The Office of Hyeonchungsa Shrine, a place dedicated to Admiral Yi Sun-shin and now run by Korea's Cultural Heritage Administration, is looking for offspring of the ordinary people who made donations to protect the admiral's land assigned to financially support ancestral rites. The land was put up for auction during the Japanese colonial era and could have been handed over if it were not for them.
The shrine office announced on Tuesday that it is running a campaign from June 5 until Dec. 31, 2022 to find the descendants of those who donated to keep the admiral's land. The shrine office released on its official website (hcs.cha.go.kr) the list of the names of some 20,000 donators and 400 groups who had sent money to protect
Admiral Yi's land currently located in Asan City, South Chungcheong Province in May 1931 when it was about to be handed over to a Japanese bank via auction. Applicants can search for the names of their ancestors on the list, click the confirmation button after checking the donator profile and attach verification documents such as family register or genealogical records for submission.
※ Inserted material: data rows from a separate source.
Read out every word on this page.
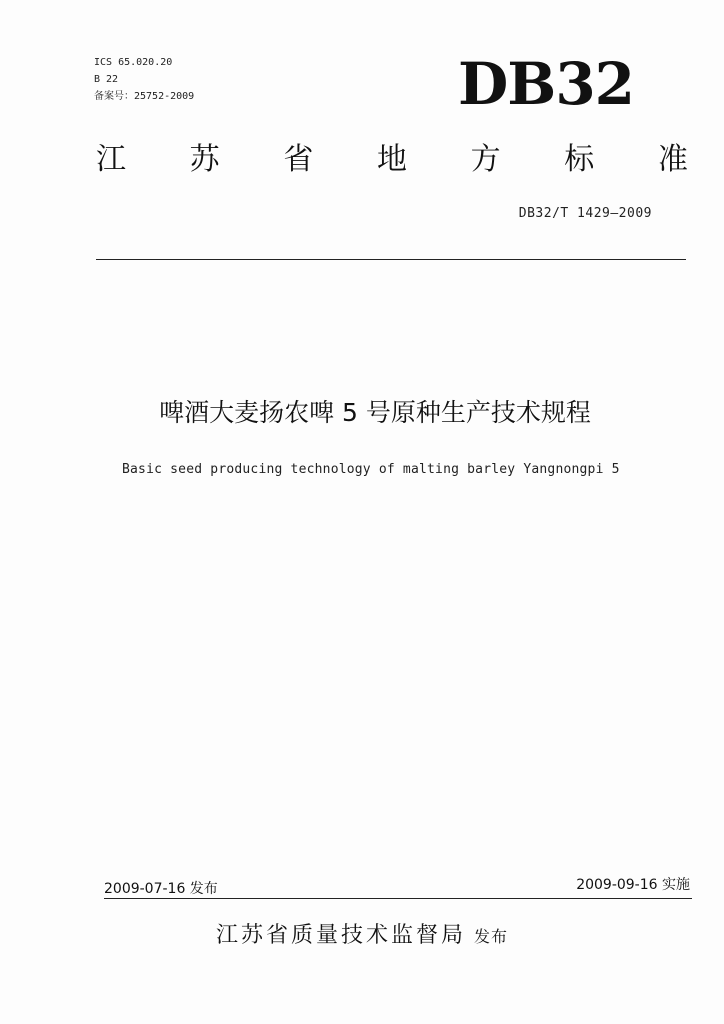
ICS 65.020.20
B 22
备案号：25752-2009	DB32
江 苏 省 地 方 标 准
DB32/T 1429—2009
啤酒大麦扬农啤 5 号原种生产技术规程
Basic seed producing technology of malting barley Yangnongpi 5
2009-07-16 发布	2009-09-16 实施
江苏省质量技术监督局 发布
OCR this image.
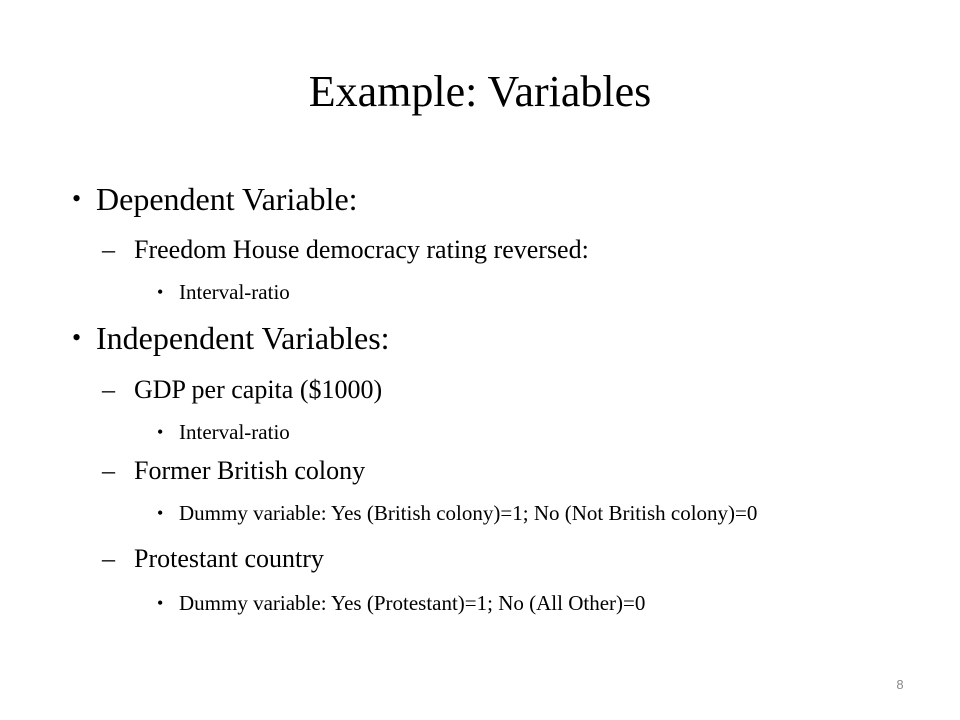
Example: Variables
• Dependent Variable:
– Freedom House democracy rating reversed:
• Interval-ratio
• Independent Variables:
– GDP per capita ($1000)
• Interval-ratio
– Former British colony
• Dummy variable: Yes (British colony)=1; No (Not British colony)=0
– Protestant country
• Dummy variable: Yes (Protestant)=1; No (All Other)=0
8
The shrine office plans to deliver the offspring the plaque of appreciation issued by the Cultural Heritage Administration and invite them to a cultural event.
The donation movement to protect the admiral's land began on May 13, 1931 when The Dong-A Ilbo published the article titled "Admiral Yi Sun-shin's Land to be Sold for 2,000 Korean Won at Auction." Starting from the next day, the newspaper company was inundated with letters enclosed with money. Thanks to the donation, the land was reclaimed in June 1932 and the shrine was also expanded. The shrine was first established in 1706 and was abolished in 1868 during the reign of Daewongun, a regent of Joseon Dynasty. This year marks the 90th anniversary of the expansion of Hyeonchungsa Shrine.